His free hand settled at my waist, pulling me flush against him. The full moon amplified everything his scent, the heat of his body, the raw obsession burning in his storm-gray eyes. His thumb returned to my lower lip, pressing harder this time, parting it as his head dipped closer.
“I should never crave you,” I breathed, echoing the thought that had haunted me since the beginning. “But I do. Every second. Even when it destroys everything.”
Ronan’s growl vibrated through his chest. “Good. Because I’m done pretending.” His lips hovered barely an inch from mine. “When this is over, little omega, there will be no more secrets. No more restraint.”
The promise sent terror and desperate hunger spiraling through me. I tilted my head instinctively, offering my neck.
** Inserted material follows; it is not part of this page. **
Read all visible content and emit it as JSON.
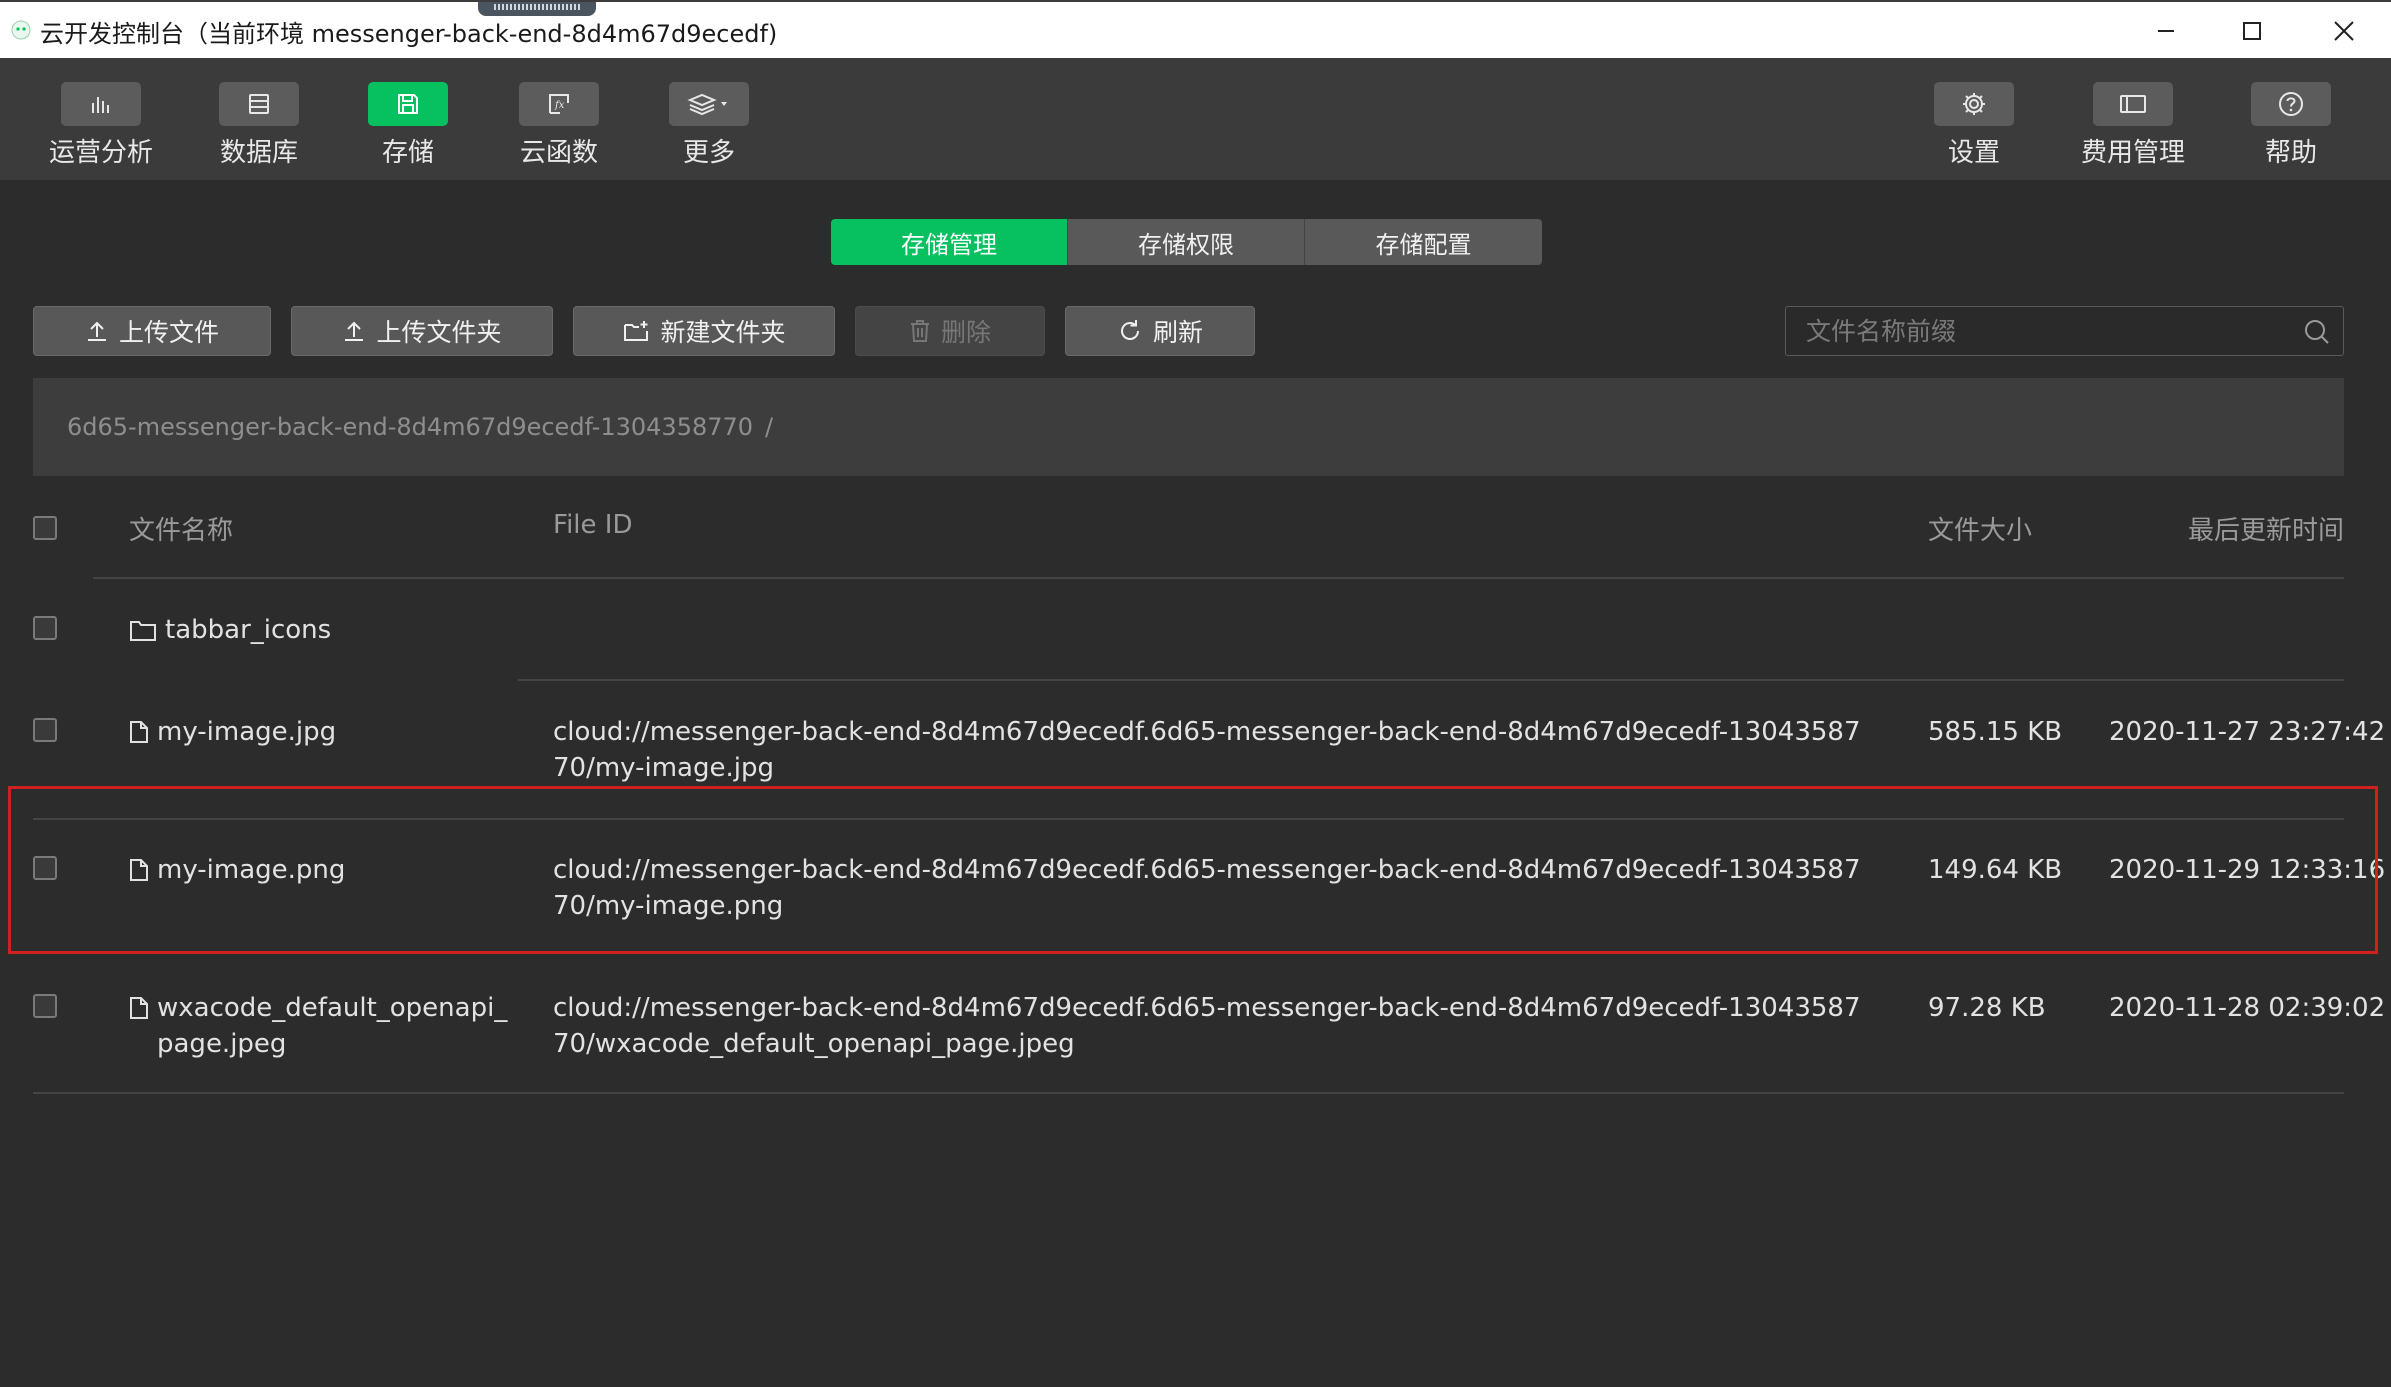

Ronan’s breath ghosted over my skin, his teeth grazing just below my ear not biting, but close enough to make my knees weak.
A sharp alarm suddenly blared from the great hall beyond the door.
Ronan pulled back instantly, control snapping back into place. He pressed his forehead to mine for one final second. “Stay behind me.”
We stepped out into chaos. Enforcers were running through the corridors. Harlan met us halfway, face pale. “Alpha! The eastern border has fallen. Dozens of Crescent Vale wolves are pouring through. And they’re carrying something more canvases. Hundreds of them. They’re scattering them across the Hollow like leaves.”
Ronan’s expression turned lethal. He kept one hand firmly on my back as we moved toward the main hall. Outside, howls rose in a deafening chorus. The full moon bathed everything in silver, turning the night into a battlefield.
As we reached the doors, a scout staggered in, clutching a fresh canvas. He unrolled it with shaking hands.
It showed me standing alone at the eastern ridge under moonlight, Ronan’s massive wolf form lying broken at my feet.
Kael’s message was scrawled across the bottom in blood:
Choose wrong, and this becomes truth.
Ronan crushed the canvas in his fist. His eyes met mine, dark with obsession and unbreakable resolve.
“They want war,” he snarled. “They’ll have it.”
But as the howls grew louder and the first sounds of fighting echoed from the edges of Blackthorn Hollow, I saw the fracture in his gaze the impossible weight of choosing between the pack that had defined his life and the forbidden omega he could no longer live without.
The second night of the full moon had only just begun.